Speaking of which, we might have been the only two people who benefited from this government shutdown. After we realized we were not welcome to park in South Florida we drove out to Big Cypress National Preserve and camped for a week with the gators and sunbirds, free of charge because there was no one there to collect our money. Which also meant there was no one to take care of the restrooms and no one to call when we started to worry about our tenting neighbor who hadn't returned late at night when he'd said he was going out to hunt for pythons. He did return. With a 7 ft python, in fact, that he'd caught behind the where-there-should-be-ears. He didn't show it to us and for that we're grateful.

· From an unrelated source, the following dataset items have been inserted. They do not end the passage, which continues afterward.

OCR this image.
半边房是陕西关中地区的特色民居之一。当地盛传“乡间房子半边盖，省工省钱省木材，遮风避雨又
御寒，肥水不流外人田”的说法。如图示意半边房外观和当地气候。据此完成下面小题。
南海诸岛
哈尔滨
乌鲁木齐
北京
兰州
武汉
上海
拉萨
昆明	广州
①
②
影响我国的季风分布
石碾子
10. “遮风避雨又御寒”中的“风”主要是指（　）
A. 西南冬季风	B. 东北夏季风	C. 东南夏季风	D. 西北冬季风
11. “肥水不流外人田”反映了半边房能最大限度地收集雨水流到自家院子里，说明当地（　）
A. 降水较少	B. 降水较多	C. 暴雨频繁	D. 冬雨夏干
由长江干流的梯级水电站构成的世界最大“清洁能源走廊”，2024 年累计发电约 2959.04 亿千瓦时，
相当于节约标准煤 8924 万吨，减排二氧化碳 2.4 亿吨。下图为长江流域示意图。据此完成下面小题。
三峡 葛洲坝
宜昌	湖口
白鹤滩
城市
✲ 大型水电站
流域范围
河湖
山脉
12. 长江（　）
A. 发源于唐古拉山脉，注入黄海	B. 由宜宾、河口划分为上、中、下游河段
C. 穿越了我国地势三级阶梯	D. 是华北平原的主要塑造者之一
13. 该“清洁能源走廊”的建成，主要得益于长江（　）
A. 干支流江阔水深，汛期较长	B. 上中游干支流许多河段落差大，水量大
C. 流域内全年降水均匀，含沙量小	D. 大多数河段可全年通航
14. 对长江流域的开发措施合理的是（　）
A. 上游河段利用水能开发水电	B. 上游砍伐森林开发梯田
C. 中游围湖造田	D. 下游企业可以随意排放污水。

The highlight of our time down here was getting the chance to play the South Florida Folk Festival in Fort Lauderdale. Comparisons to Woodstock were made as the sky opened up and showered us with the worst rain they've ever had at this festival. We spent a good portion of the weekend huddled up with other folksingers and their guitars under tarps and inside tents, trying to sing the song that would ward off the damp. It didn't exactly work but we did get to make some new friends and spend time with some old ones. So, a thanks goes out to the Broward Folk Club for having us out, and a "glad we're in this together" goes to Rupert Wates, Escaping Pavement, The Moon and You, new pals The Appaluchians, and all the other fantastic performers at the festival.
I guess what it comes down to is that we just don't fit in here in South Florida. There are a lot of Porsches, Lamborghini's and BMW's and not a lot of parking, which is why this week on Double Americana this week we're asking the good lord in his infinite wisdom to help us fit in a little more so we don't get towed. We're singing a song of great political and social import, a song by Janis Joplin called "Lord, Won't You Buy Me a Mercedes Benz."
Join us! We have a camperful of groceries and are in good spirits as we head North of the farthest South to more shows and good weather.